Wouldn't it be nice if life really were like a novel? Ziva muses wryly on a quiet Saturday morning, fingering the hairs on Tony's forearm.

She is remembering something he said to her recently—half jokingly, as always— that her life was even crazier and more thrilling than one of those poorly edited paperback novels one buys for a cheap read on an international flight. He had said, after a flurry of immature sparring across the bullpen: Come on, even McGemcity over there would kill for a plotline as good as yours…

A book, she thinks, is something one might put down today and pick back up tomorrow. Life, however, is completely different. It is something one must face in the mirror with each sunrise. And there had been many times, not too long ago even, when Ziva had wished the sun would just stop rising. Those lucky enough to find their fears and thrills in novels have no idea, she thinks… No idea…

Besides that, Tony is wrong. Her life is not something one would want to delve into for the sake of enjoyment. To most, her life is unapproachable, too foreign and too awful to understand. People wouldn't want to read her story anyway.

But then again…

"Fascination with abomination…" she says despite herself, laughing softly. She can still today hear Eli mutter the phrase in her mind with perfect clarity, his voice a biting, harsh repetition of memory. It was a saying he would habitually spit out in disgust whilst shoving his way through a gathering crowd of onlookers whenever she would accompany him to a scene on the streets of Jerusalem, trailing behind his tall, determined shoulders. It was an involuntary human reaction, surely, because even Eli, who was about as inhuman as a person could get, had succumbed to it. For the day that Tali had died, when Eli pushed to the front of that crowd, it was as if his legs had become cemented and dried to stone as part of the sidewalk at the sight of the torn, bloodied remains of his youngest daughter.

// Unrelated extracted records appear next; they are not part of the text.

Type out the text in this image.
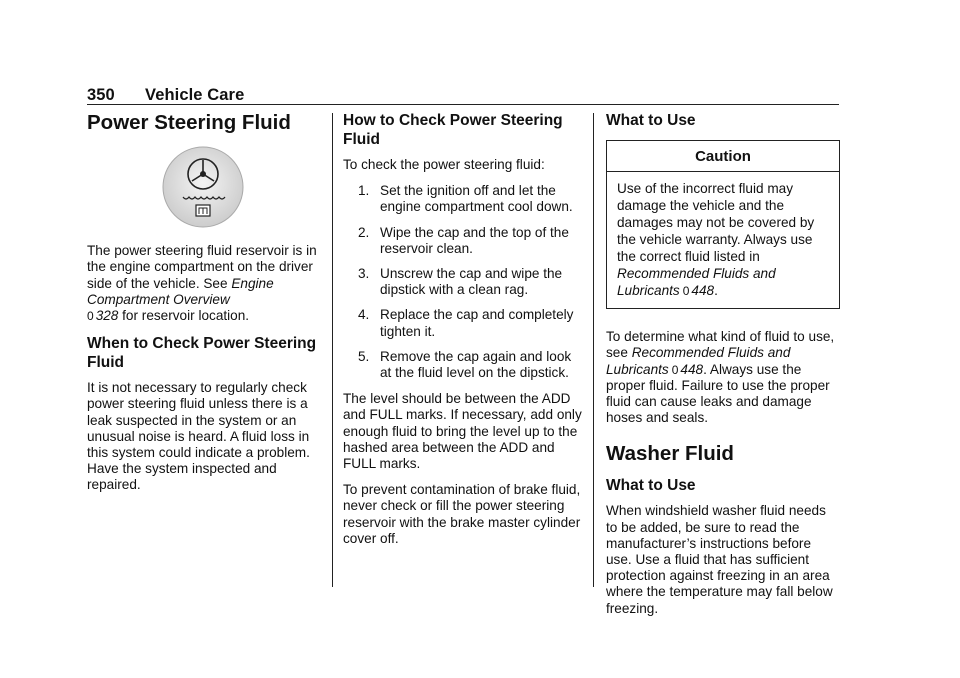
350 Vehicle Care
Power Steering Fluid

The power steering fluid reservoir is in the engine compartment on the driver side of the vehicle. See Engine Compartment Overview
0 328 for reservoir location.

When to Check Power Steering Fluid

It is not necessary to regularly check power steering fluid unless there is a leak suspected in the system or an unusual noise is heard. A fluid loss in this system could indicate a problem. Have the system inspected and repaired.

How to Check Power Steering Fluid

To check the power steering fluid:

1. Set the ignition off and let the engine compartment cool down.
2. Wipe the cap and the top of the reservoir clean.
3. Unscrew the cap and wipe the dipstick with a clean rag.
4. Replace the cap and completely tighten it.
5. Remove the cap again and look at the fluid level on the dipstick.

The level should be between the ADD and FULL marks. If necessary, add only enough fluid to bring the level up to the hashed area between the ADD and FULL marks.

To prevent contamination of brake fluid, never check or fill the power steering reservoir with the brake master cylinder cover off.

What to Use
Caution
Use of the incorrect fluid may damage the vehicle and the damages may not be covered by the vehicle warranty. Always use the correct fluid listed in Recommended Fluids and Lubricants 0 448.

To determine what kind of fluid to use, see Recommended Fluids and Lubricants 0 448. Always use the proper fluid. Failure to use the proper fluid can cause leaks and damage hoses and seals.

Washer Fluid
What to Use

When windshield washer fluid needs to be added, be sure to read the manufacturer’s instructions before use. Use a fluid that has sufficient protection against freezing in an area where the temperature may fall below freezing.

Ziva bites her lip as the memory sweeps over her. Painted on her eyelids is the limp expression of utter shock on her father's face, the drooping and falling of the cigarette between his lips to the ground… In her ears resound her own shrill, desperate sobs of grief… She had clung to her sister's remains for hours after the crowd dissipated. Then as dusk crept over the city, her mother had finally come and fetched her. Once home, Rivka had thrust her screaming, bloodied daughter into the shower and slapped her across the face, before wrenching the ice-cold water on.

Why? Ziva grips Tony's arm, accidentally digging her nails into his flesh. She clenches her eyes shut to fight the burning sensation behind them. Why? She had cried out to her mother over and over, collapsed in the shower and wishing she might drown there.

Rivka waited for her daughter's wails to subside into muffled sobs, tears quivering in her large black orbs, before she whispered her answer: I do not know what to do with you anymore, Ziva.

"Ziva," Tony speaks so suddenly from behind her ear it is as if he had hit her. He grips her now shivering form tighter in his arms. "What's going on?"

"N-nothing," she tries to stifle a rising sob. "I am fine, Tony."

She feels his stubble graze her neck and then he kisses her there, whispering, "Bad dream?"

"Bad memory," she corrects, taking deep and shaky breaths to try and collect herself.

Gently, he rolls her body over so that they are face to face. When she doesn't resist, he uses his thumb to wipe a stray tear from her cheek, his mouth curving into a hesitant smile.

"Want to talk about it?"

"No…" she replies, still shaking.

Even in Tony's arms, it is suddenly so cold in their bedroom. It feels to Ziva as if the icy water from that night is spraying over her body, vainly attempting to wash away the stains of her sister's blood from her hands, cheeks, and hair. Her mother's tearful visage seems to loom over her, some dark and lonely phantom of the past seeking company in its misery…

Wordlessly unwrapping herself from Tony's arms, Ziva slides off the bed and into the darkness.

OoOoOoO

The water had been cold fifteen years ago.

Tonight, the water is warm, scalding and violently so, and she is still crying.